Here's what it does.  It sets up a Consumer Financial Protection Bureau to safeguard people from dishonest mortgage lenders, unfair fees on credit cares and complicated fine print designed to exploit Americans who apply for loans.

This followed the passage of a landmark law in 2009 cracking down on deceptive practices by credit card companies.  It brings an end to the days of too big to fail, giving regulators the authority to intervene early on behalf of the American people so that no single bank's troubles can endanger the broader economy.  It guarantees that when banks do fail, their management and ownership will be the ones to pay the consequences, ensuring no more taxpayer bailouts of banks.  And finally, it ends the shadow banking system that allowed Wall Street to hide reckless behavior from regulators.

Fairness.  Transparency.  Common sense rules of the road.

All sounds pretty good, right?

Yet the fact is that some on Wall Street and their allies in Washington don't want to change their ways.  They're spending hundreds of millions of dollars lobbying to roll back this law, and they have found strong allies in the new Republican Congress.

Obama (clip from speech): There's an army of lobbyists and lawyers right now working to water down the protections and the reforms that we passed.  They've already spent tens of millions of dollars this year to try to weaken the laws that are designed to protect consumers, and they've got allies in Congress who are trying to undo the progress that we've made.  We're not going to let that happen.

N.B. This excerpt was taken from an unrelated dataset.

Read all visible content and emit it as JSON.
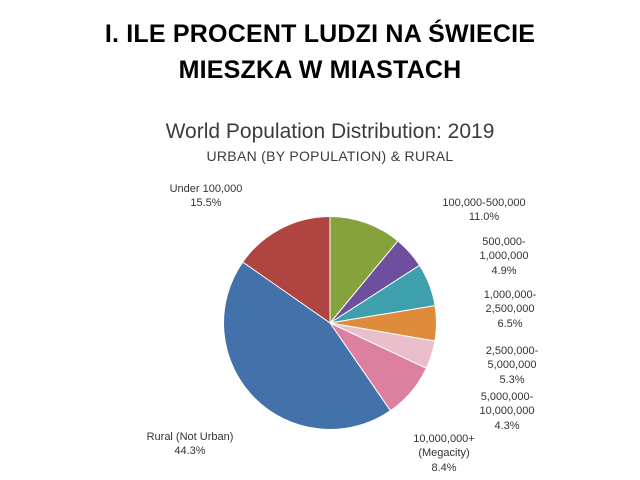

Female Announcer: This reform represents the most significant action taken since the Great Depression to curb the excesses of the financial sector, protecting everyday Americans from further abuses and prevent another economic collapse.

But there's much more to do.  And President Obama is committed to ensuring that Wall Street plays by the rules and Americans get a fair shake at building their own secure financial future.



Notes: This is a curious video to come from a campaign.  It is very policy oriented, and doesn't have a specific ask.  Interestingly, in the clips of Obama speaking, the presidential seal is blurred so as not to mix the official and the campaign.  The graphic design and flow of the video is very well done.